Let us roll all our strength, and all
Our sweetness, up into one ball;
And tear our pleasures with rough strife
Thorough the iron gates of life.
Thus. though we cannot make our sun
Stand still, yet we will make him run."

That sound more like Sam to me, don't mess about, get into it!!

Robert Gertz  •  Link

"...but the book is above my reach..." I wonder that a book of instructions on gathering a library should mentally challenge Sam. Still I suppose if it deals with philsophers and history Sam's never heard of as well as natural philosophy topics he's unfamiliar with...

All this coy "my Valentine" business...I wonder if Mrs. B has convinced herself she's in a romance with Sam? Or he's just play acting the wooer to make things a bit less sordid?

What a pity Bess wasn't there...I get the feeling he was anxious to compare with Sarah and Mrs. B.

Mary  •  Link

"the book is above my reach"

Sam means, I think, that the size and scope of library detailed in the book are beyond his means. Books are expensive things, especially when, like Sam, you like to have all your volumes bound in fine, matching bindings.

Robert Gertz  •  Link

I dunno...He said Evelyn sent it as a present. Still, maybe it was only a loan.

Jesse  •  Link

“the book is above my reach”

I'm guessing that by "the book" Pepys is refering to the "directions for gathering a Library" being above his reach. But are these "directions" simply a list of (expensive to accumulate) books or something else/more, e.g. where to obtain books, type of facility, shelving methods &c?

CGS  •  Link

" mind is run a’wool-gathering and my business neglected..."

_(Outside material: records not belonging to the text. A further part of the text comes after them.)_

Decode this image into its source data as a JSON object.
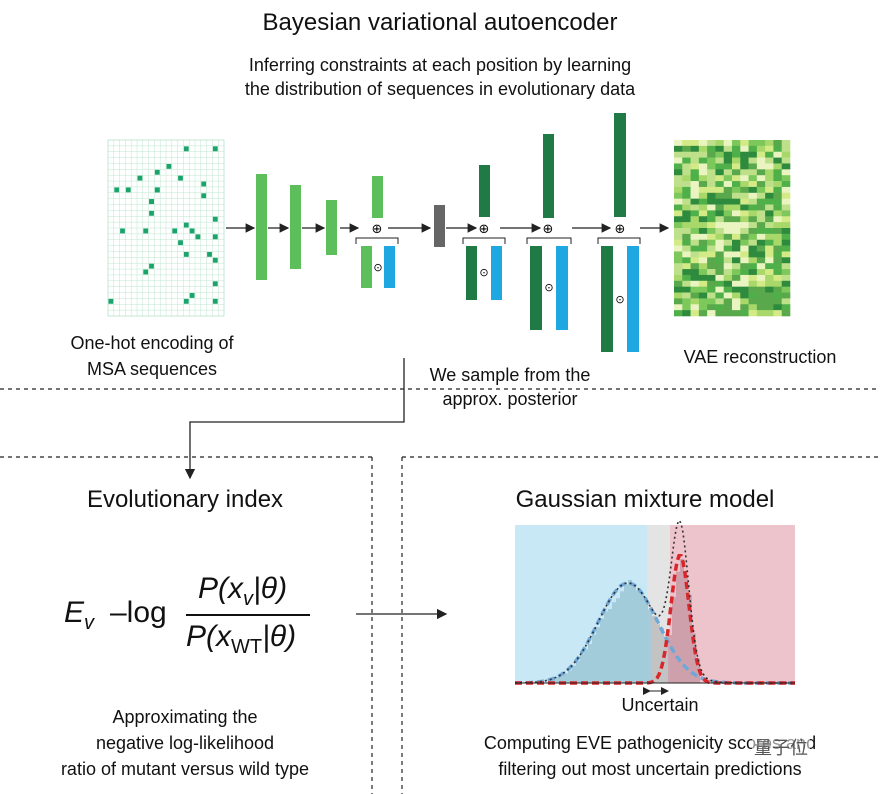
{
  "top": {
    "title": "Bayesian variational autoencoder",
    "subtitle_line1": "Inferring constraints at each position by learning",
    "subtitle_line2": "the distribution of sequences in evolutionary data",
    "left_caption_line1": "One-hot encoding of",
    "left_caption_line2": "MSA sequences",
    "sample_caption_line1": "We sample from the",
    "sample_caption_line2": "approx. posterior",
    "right_caption": "VAE reconstruction"
  },
  "left_panel": {
    "title": "Evolutionary index",
    "formula": {
      "lhs": "E",
      "lhs_sub": "v",
      "minus_log": "–log",
      "num_P": "P(x",
      "num_sub": "v",
      "num_rest": "|θ)",
      "den_P": "P(x",
      "den_sub": "WT",
      "den_rest": "|θ)"
    },
    "caption_line1": "Approximating the",
    "caption_line2": "negative log-likelihood",
    "caption_line3": "ratio of mutant versus wild type"
  },
  "right_panel": {
    "title": "Gaussian mixture model",
    "uncertain_label": "Uncertain",
    "caption_line1": "Computing EVE pathogenicity scores and",
    "caption_line2": "filtering out most uncertain predictions"
  },
  "watermark": "量子位",
  "colors": {
    "green_light": "#5cbf5c",
    "green_dark": "#1f7a45",
    "blue": "#1ea7e0",
    "gray_block": "#666666",
    "benign_bg": "#c9e8f6",
    "pathogenic_bg": "#eec4cc",
    "red_curve": "#d9262b",
    "blue_curve": "#6fa7d6"
  }
}
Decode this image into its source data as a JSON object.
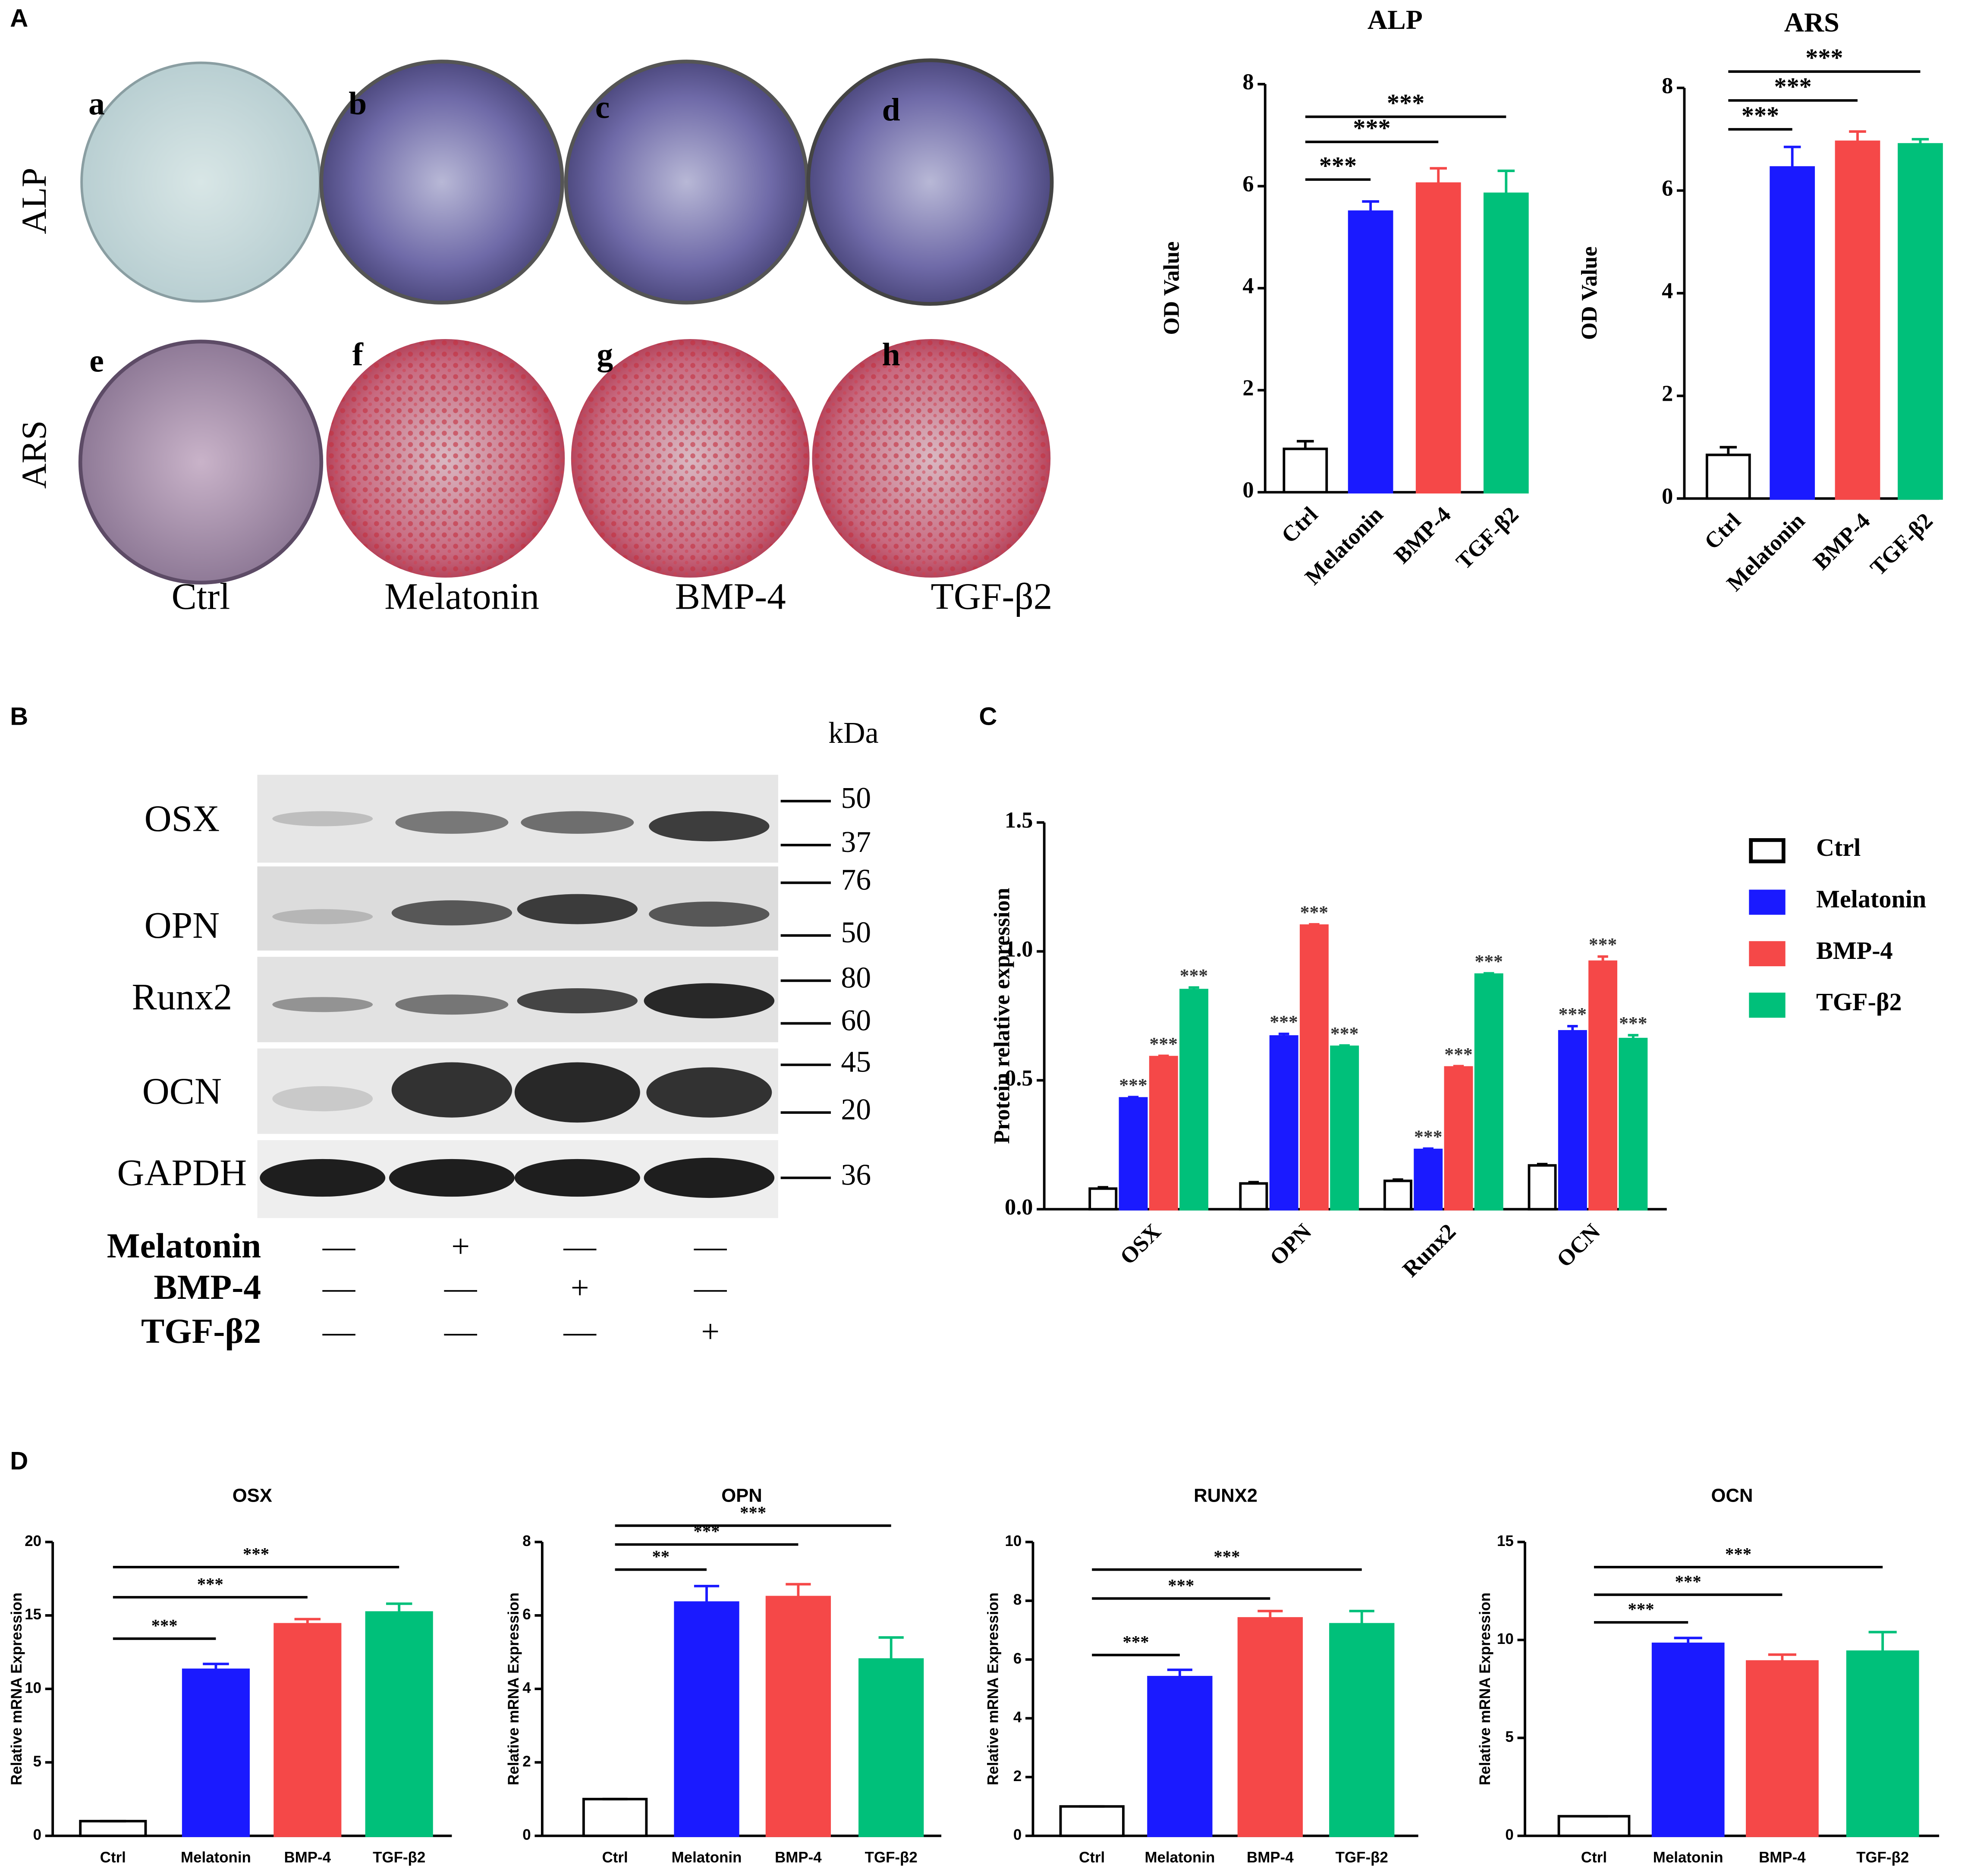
{
  "panel_labels": [
    "A",
    "B",
    "C",
    "D"
  ],
  "staining": {
    "row_labels": [
      "ALP",
      "ARS"
    ],
    "image_letters": [
      "a",
      "b",
      "c",
      "d",
      "e",
      "f",
      "g",
      "h"
    ],
    "column_labels": [
      "Ctrl",
      "Melatonin",
      "BMP-4",
      "TGF-β2"
    ]
  },
  "western_blot": {
    "proteins": [
      "OSX",
      "OPN",
      "Runx2",
      "OCN",
      "GAPDH"
    ],
    "kda_label": "kDa",
    "markers": [
      50,
      37,
      76,
      50,
      80,
      60,
      45,
      20,
      36
    ],
    "treatments": [
      {
        "label": "Melatonin",
        "cells": [
          "—",
          "+",
          "—",
          "—"
        ]
      },
      {
        "label": "BMP-4",
        "cells": [
          "—",
          "—",
          "+",
          "—"
        ]
      },
      {
        "label": "TGF-β2",
        "cells": [
          "—",
          "—",
          "—",
          "+"
        ]
      }
    ]
  },
  "chart_data": [
    {
      "type": "bar",
      "title": "ALP",
      "y_label": "OD Value",
      "categories": [
        "Ctrl",
        "Melatonin",
        "BMP-4",
        "TGF-β2"
      ],
      "values": [
        0.85,
        5.5,
        6.05,
        5.85
      ],
      "errors": [
        0.15,
        0.2,
        0.3,
        0.45
      ],
      "colors": [
        "#ffffff",
        "#1a1aff",
        "#f54848",
        "#00c07a"
      ],
      "ylim": [
        0,
        8
      ],
      "yticks": [
        0,
        2,
        4,
        6,
        8
      ],
      "significance": [
        {
          "label": "***",
          "from": "Ctrl",
          "to": "Melatonin"
        },
        {
          "label": "***",
          "from": "Ctrl",
          "to": "BMP-4"
        },
        {
          "label": "***",
          "from": "Ctrl",
          "to": "TGF-β2"
        }
      ]
    },
    {
      "type": "bar",
      "title": "ARS",
      "y_label": "OD Value",
      "categories": [
        "Ctrl",
        "Melatonin",
        "BMP-4",
        "TGF-β2"
      ],
      "values": [
        0.85,
        6.45,
        6.95,
        6.9
      ],
      "errors": [
        0.15,
        0.4,
        0.2,
        0.1
      ],
      "colors": [
        "#ffffff",
        "#1a1aff",
        "#f54848",
        "#00c07a"
      ],
      "ylim": [
        0,
        8
      ],
      "yticks": [
        0,
        2,
        4,
        6,
        8
      ],
      "significance": [
        {
          "label": "***",
          "from": "Ctrl",
          "to": "Melatonin"
        },
        {
          "label": "***",
          "from": "Ctrl",
          "to": "BMP-4"
        },
        {
          "label": "***",
          "from": "Ctrl",
          "to": "TGF-β2"
        }
      ]
    },
    {
      "type": "grouped-bar",
      "y_label": "Protein relative expression",
      "categories": [
        "OSX",
        "OPN",
        "Runx2",
        "OCN"
      ],
      "ylim": [
        0,
        1.5
      ],
      "yticks": [
        {
          "value": 0,
          "label": "0.0"
        },
        0.5,
        {
          "value": 1,
          "label": "1.0"
        },
        1.5
      ],
      "legend": "right",
      "series": [
        {
          "name": "Ctrl",
          "color": "#ffffff",
          "values": [
            0.08,
            0.1,
            0.11,
            0.17
          ],
          "errors": [
            0.005,
            0.005,
            0.005,
            0.005
          ],
          "significance": [
            null,
            null,
            null,
            null
          ]
        },
        {
          "name": "Melatonin",
          "color": "#1a1aff",
          "values": [
            0.43,
            0.67,
            0.23,
            0.69
          ],
          "errors": [
            0.005,
            0.01,
            0.005,
            0.02
          ],
          "significance": [
            "***",
            "***",
            "***",
            "***"
          ]
        },
        {
          "name": "BMP-4",
          "color": "#f54848",
          "values": [
            0.59,
            1.1,
            0.55,
            0.96
          ],
          "errors": [
            0.005,
            0.005,
            0.005,
            0.02
          ],
          "significance": [
            "***",
            "***",
            "***",
            "***"
          ]
        },
        {
          "name": "TGF-β2",
          "color": "#00c07a",
          "values": [
            0.85,
            0.63,
            0.91,
            0.66
          ],
          "errors": [
            0.01,
            0.005,
            0.005,
            0.015
          ],
          "significance": [
            "***",
            "***",
            "***",
            "***"
          ]
        }
      ]
    },
    {
      "type": "bar",
      "title": "OSX",
      "y_label": "Relative mRNA Expression",
      "categories": [
        "Ctrl",
        "Melatonin",
        "BMP-4",
        "TGF-β2"
      ],
      "values": [
        1,
        11.3,
        14.4,
        15.2
      ],
      "errors": [
        0,
        0.4,
        0.35,
        0.6
      ],
      "colors": [
        "#ffffff",
        "#1a1aff",
        "#f54848",
        "#00c07a"
      ],
      "ylim": [
        0,
        20
      ],
      "yticks": [
        0,
        5,
        10,
        15,
        20
      ],
      "significance": [
        {
          "label": "***",
          "from": "Ctrl",
          "to": "Melatonin"
        },
        {
          "label": "***",
          "from": "Ctrl",
          "to": "BMP-4"
        },
        {
          "label": "***",
          "from": "Ctrl",
          "to": "TGF-β2"
        }
      ]
    },
    {
      "type": "bar",
      "title": "OPN",
      "y_label": "Relative mRNA Expression",
      "categories": [
        "Ctrl",
        "Melatonin",
        "BMP-4",
        "TGF-β2"
      ],
      "values": [
        1,
        6.35,
        6.5,
        4.8
      ],
      "errors": [
        0,
        0.45,
        0.35,
        0.6
      ],
      "colors": [
        "#ffffff",
        "#1a1aff",
        "#f54848",
        "#00c07a"
      ],
      "ylim": [
        0,
        8
      ],
      "yticks": [
        0,
        2,
        4,
        6,
        8
      ],
      "significance": [
        {
          "label": "**",
          "from": "Ctrl",
          "to": "Melatonin"
        },
        {
          "label": "***",
          "from": "Ctrl",
          "to": "BMP-4"
        },
        {
          "label": "***",
          "from": "Ctrl",
          "to": "TGF-β2"
        }
      ]
    },
    {
      "type": "bar",
      "title": "RUNX2",
      "y_label": "Relative mRNA Expression",
      "categories": [
        "Ctrl",
        "Melatonin",
        "BMP-4",
        "TGF-β2"
      ],
      "values": [
        1,
        5.4,
        7.4,
        7.2
      ],
      "errors": [
        0,
        0.25,
        0.25,
        0.45
      ],
      "colors": [
        "#ffffff",
        "#1a1aff",
        "#f54848",
        "#00c07a"
      ],
      "ylim": [
        0,
        10
      ],
      "yticks": [
        0,
        2,
        4,
        6,
        8,
        10
      ],
      "significance": [
        {
          "label": "***",
          "from": "Ctrl",
          "to": "Melatonin"
        },
        {
          "label": "***",
          "from": "Ctrl",
          "to": "BMP-4"
        },
        {
          "label": "***",
          "from": "Ctrl",
          "to": "TGF-β2"
        }
      ]
    },
    {
      "type": "bar",
      "title": "OCN",
      "y_label": "Relative mRNA Expression",
      "categories": [
        "Ctrl",
        "Melatonin",
        "BMP-4",
        "TGF-β2"
      ],
      "values": [
        1,
        9.8,
        8.9,
        9.4
      ],
      "errors": [
        0,
        0.3,
        0.35,
        1
      ],
      "colors": [
        "#ffffff",
        "#1a1aff",
        "#f54848",
        "#00c07a"
      ],
      "ylim": [
        0,
        15
      ],
      "yticks": [
        0,
        5,
        10,
        15
      ],
      "significance": [
        {
          "label": "***",
          "from": "Ctrl",
          "to": "Melatonin"
        },
        {
          "label": "***",
          "from": "Ctrl",
          "to": "BMP-4"
        },
        {
          "label": "***",
          "from": "Ctrl",
          "to": "TGF-β2"
        }
      ]
    }
  ]
}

Evelyn's World be truly magnificent,Monies well spent, gave Samuell Ideas, so different from the Palace of Wesminster which be full of "..."
J.E. be a man of taste and truly a rare bird.

Michael Robinson  •  Link

" ... but the book is above my reach, ..."

Naudé's text concerns libraries that, though private, are really institutional research libraries in character and size with universal subject coverage; for example one piece of advice was the importance of buying entire specialist collections for efficiency and economy, the Bibliothèque Mazarine started with 5,000 volumes, acquired its own building and had increased to 40,000 by 1648. Pepys was a buyer of single volumes he found of interest.


The copy, presumably that now PL 789, was a gift. Per L&M inscribed ‘Be pleased to accept this trifle from yr most humble ser[van]t J.E.’ and containing a few corrections in Evelyn’s hand.

Robert Gertz  •  Link

Sorry, Mary...I was reading at 4:45 am. I see now you meant the libraries intended not the single book.

A Hamilton  •  Link

Although being late, as usual, to the annotators' conversation, I would add that the Marvel analogy to Sam's quickie and then horticultural discussion with Evelyn is better found in The Garden: "When we have run our passion's heat...:

When we have run our passion's heat,
Love hither makes his best retreat :
The gods who mortal beauty chase,
Still in a tree did end their race.
Apollo hunted Daphne so,
Only that she might laurel grow,
And Pan did after Syrinx speed,
Not as a nymph, but for a reed.

( And, of course Dorothy Parker's riff on the same theme: "You can lead a horticulture, but you cannot maker her think."